Checking the Destination IP

The first thing that a router does is to check the destination IP. The router’s job is to determine the best path for each IP packet. The router employs a routing table that maps IP addresses to the best path to reach those IP addresses.

The routing table is managed by the router’s operating system and is used to determine the best path by checking the Destination IP address.

Looking At the Network Layer Protocol

The router will now look at the layer 3 header information in the packet. The router first determines if the packet is TCP or UDP. The router then reads the source and destination TCP or UDP ports. TCP and UDP have source and destination ports.

By reading the source and destination ports, the router determines if the TCP or UDP packet is going to or coming from a specific application. The router then looks for a connection state table that matches a TCP or UDP port to a specific application.

If a connection state table is found, the router will use that connection state table to determine where the packet needs to go next. This is called routing based on application layer information.

Checking the MAC Address

The next thing that a router would do is to check the MAC address. The router would use the ARP table to determine how to reach the IP address that the packet’s destination MAC address is mapped to. The ARP table maps IP addresses to MAC addresses.

Once the router finds the IP address in the ARP table, the router would then look in the routing table to determine where the packet needs to go next.

Another scenario would be that the router may not see the IP address in the ARP table. In this scenario, the router would send a broadcast out to the local network and have the host with the MAC address in the packet’s destination MAC address reply back with the IP address that is mapped to that MAC address.

The router then would add the IP address to the ARP table and then look in the routing table to determine where the packet needs to go next.

Looking at the Local Network Info

The router will then look at the local network information. The router may have an IP address or subnet mask mapping to the local network. The router would then check to see if the source IP address is mapped to the local network.

If the source IP address is not mapped to the local network, the router would then check if the source IP address is directly managed by the router. If it is not, the router would drop the packet. If it is, the router would forward the packet.

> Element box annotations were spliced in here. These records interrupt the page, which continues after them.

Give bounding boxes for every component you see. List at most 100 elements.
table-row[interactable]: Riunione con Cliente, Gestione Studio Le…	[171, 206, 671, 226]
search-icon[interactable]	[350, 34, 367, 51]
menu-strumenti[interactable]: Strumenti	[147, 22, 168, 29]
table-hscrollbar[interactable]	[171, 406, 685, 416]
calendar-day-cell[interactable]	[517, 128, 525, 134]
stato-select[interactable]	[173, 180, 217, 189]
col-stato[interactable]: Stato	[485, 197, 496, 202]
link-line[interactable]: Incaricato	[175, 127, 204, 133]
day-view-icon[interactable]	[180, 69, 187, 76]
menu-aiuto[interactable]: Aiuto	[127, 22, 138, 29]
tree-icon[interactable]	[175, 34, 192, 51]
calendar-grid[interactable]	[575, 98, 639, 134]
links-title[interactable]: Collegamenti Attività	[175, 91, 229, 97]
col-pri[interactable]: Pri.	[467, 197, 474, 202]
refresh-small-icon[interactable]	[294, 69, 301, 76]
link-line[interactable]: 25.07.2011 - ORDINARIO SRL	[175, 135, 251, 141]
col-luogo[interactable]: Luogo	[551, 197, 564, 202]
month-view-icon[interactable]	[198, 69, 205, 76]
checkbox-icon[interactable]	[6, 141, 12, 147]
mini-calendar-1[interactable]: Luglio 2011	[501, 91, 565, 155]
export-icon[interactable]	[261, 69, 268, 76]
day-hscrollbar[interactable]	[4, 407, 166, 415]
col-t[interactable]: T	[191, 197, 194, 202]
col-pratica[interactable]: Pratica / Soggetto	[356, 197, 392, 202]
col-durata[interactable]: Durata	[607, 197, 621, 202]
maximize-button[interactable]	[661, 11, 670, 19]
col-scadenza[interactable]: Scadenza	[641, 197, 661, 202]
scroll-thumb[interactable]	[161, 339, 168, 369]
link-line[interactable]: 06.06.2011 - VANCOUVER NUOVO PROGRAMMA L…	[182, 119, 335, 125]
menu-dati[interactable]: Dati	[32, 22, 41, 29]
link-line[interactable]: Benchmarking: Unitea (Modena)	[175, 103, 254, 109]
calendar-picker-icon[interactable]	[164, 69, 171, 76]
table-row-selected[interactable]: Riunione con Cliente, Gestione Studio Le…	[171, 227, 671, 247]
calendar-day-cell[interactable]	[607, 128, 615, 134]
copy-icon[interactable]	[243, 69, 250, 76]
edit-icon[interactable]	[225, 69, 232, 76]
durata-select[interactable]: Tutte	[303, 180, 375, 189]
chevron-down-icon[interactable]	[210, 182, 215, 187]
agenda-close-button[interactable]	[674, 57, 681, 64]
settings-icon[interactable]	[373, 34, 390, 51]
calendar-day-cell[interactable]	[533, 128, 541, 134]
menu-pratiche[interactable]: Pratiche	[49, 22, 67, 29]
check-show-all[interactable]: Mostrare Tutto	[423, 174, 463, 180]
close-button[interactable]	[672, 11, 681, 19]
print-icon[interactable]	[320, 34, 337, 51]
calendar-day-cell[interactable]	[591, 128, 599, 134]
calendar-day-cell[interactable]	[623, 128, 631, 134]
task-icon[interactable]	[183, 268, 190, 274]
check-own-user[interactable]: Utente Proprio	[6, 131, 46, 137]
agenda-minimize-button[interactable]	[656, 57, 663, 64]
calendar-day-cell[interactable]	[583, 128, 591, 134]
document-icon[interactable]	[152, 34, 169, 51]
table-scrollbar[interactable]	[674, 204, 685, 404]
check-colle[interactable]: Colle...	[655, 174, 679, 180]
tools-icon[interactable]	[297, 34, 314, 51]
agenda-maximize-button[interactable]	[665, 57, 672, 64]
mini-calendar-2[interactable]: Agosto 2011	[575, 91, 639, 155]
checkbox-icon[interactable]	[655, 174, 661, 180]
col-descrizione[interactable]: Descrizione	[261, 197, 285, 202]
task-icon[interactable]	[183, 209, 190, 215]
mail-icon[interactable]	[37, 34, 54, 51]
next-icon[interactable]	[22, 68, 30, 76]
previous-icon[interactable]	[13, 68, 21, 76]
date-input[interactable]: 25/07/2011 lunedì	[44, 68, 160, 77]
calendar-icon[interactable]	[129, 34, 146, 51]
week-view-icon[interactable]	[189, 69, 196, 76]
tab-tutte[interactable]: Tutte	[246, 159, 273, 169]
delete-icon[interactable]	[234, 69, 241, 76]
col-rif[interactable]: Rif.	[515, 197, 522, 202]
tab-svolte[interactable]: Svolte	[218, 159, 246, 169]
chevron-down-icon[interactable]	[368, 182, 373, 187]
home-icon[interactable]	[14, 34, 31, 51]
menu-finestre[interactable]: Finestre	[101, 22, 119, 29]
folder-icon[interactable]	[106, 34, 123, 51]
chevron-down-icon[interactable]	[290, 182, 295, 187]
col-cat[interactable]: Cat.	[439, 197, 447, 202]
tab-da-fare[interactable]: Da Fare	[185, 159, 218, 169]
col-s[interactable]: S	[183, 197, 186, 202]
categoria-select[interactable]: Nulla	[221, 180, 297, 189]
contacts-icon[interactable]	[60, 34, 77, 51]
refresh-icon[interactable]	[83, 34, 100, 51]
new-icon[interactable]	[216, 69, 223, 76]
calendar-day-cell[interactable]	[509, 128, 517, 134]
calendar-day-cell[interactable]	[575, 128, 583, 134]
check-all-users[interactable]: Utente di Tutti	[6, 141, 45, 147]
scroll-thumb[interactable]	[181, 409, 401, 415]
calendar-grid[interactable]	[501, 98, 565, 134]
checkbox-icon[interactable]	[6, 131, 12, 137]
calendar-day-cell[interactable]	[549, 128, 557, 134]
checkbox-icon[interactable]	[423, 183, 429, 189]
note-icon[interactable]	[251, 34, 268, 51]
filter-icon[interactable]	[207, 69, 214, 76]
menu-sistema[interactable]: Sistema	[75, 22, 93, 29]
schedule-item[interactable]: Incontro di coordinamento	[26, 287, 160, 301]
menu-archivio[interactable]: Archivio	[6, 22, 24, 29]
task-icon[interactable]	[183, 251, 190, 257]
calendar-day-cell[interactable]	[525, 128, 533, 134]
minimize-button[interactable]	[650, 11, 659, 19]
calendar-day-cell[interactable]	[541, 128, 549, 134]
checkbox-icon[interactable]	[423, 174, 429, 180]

If the source IP address is mapped to the local network, the router would also forward the packet. The router would send the packet out on the port that is mapped to the local network.

Default Gateways

If the IP address is directly managed by the router and is not a local network IP address, the router would then check if there is a default gateway. The router would add the default gateway to the routing table and use it to determine where the packet needs to go next.

The router would then send the packet out on the WAN or LAN port that is mapped to the default gateway. If the router does not have a default gateway, the router would drop the packet. If the IP address is not directly managed by the router and is a local network IP address, the router would then check if there is a default gateway.

The router would add the default gateway to the routing table and use it to determine where the packet needs to go next. The router would then send the packet out on the WAN or LAN port that is mapped to the default gateway. If the router does not have a default gateway, the router would drop the packet.

Using Dynamic Discovery Protocols

If the router does not have a routing table entry for the IP address, the router would send a discovery packet out to the LAN. The discovery packet would have the IP address of the host that sent the packet.

The discovery packet would have a special MAC address that is used to detect a MAC address reply. The router would then add the IP address to the routing table and use it to determine the best path. The router would then send the packet out on the port that is mapped to the IP address.

Summary

In order to determine the best path for a packet, routers may check the destination IP, the network layer protocol, the MAC address, and local network information. They may also use a discovery protocol to add a new IP address to the routing table. These are just a few ways in which routers determine the best path for network traffic.